The sad fact is that no cyborgs have been born/built over here: all manufacturing, as you know, was outsourced a long time ago. Maintenance, parts replacement, training, and, on special occasions, alternative programming are still being provided locally, but these services cannot be qualified as “birth”.

For ordinary folks it doesn’t matter where they were born: most of us have no idea where or how it happened. Not because one would be embarrassed to read “made in Bhutan” in his/her/its birth certificate, but because this information has no effect on one’s private or social life — or on a career. Except the unique case of the President.

There are two possible solutions: to introduce the Next Amendment removing “place of birth” from the requirements; or to eliminate the presidency altogether, replacing it with an Executive Council as many other countries have already done. The latter sounds too radical; our countrymachines aren’t ready for that yet. Indeed, why break something that has been working throughout our history?

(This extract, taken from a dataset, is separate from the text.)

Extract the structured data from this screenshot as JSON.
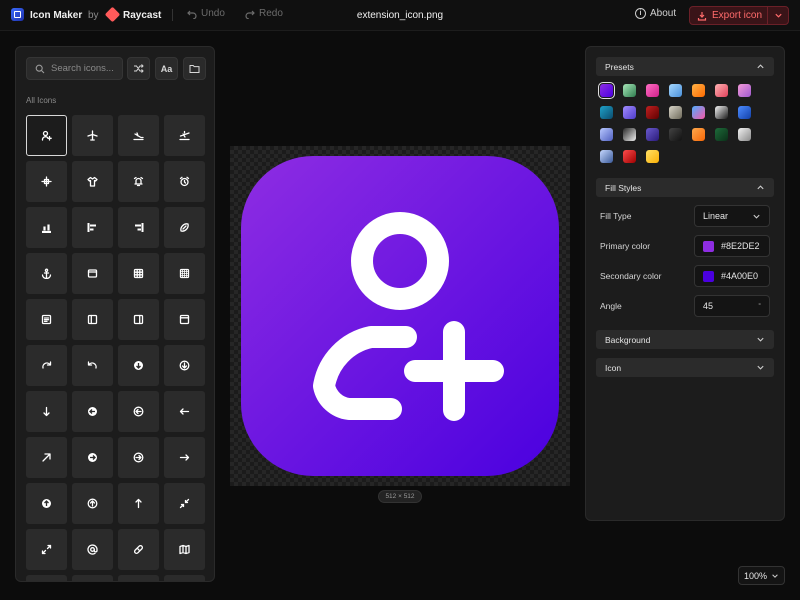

The Next Amendment, on the other hand, may work smoothly. The main quality sought in a Candidate is that he/she/it must look presidential. And all of us, cyborgs, do look this way. Who could possibly argue that?! Every time I take a selfie, I recognize how utterly presidential the image is.

Yet I have no desire to run: I am a well-paid writer with no responsibilities whatsoever; I’m comfortable in my own super-skin. But I envision the day when one of my kind will make a different decision and run and get elected. And I cherish this dream.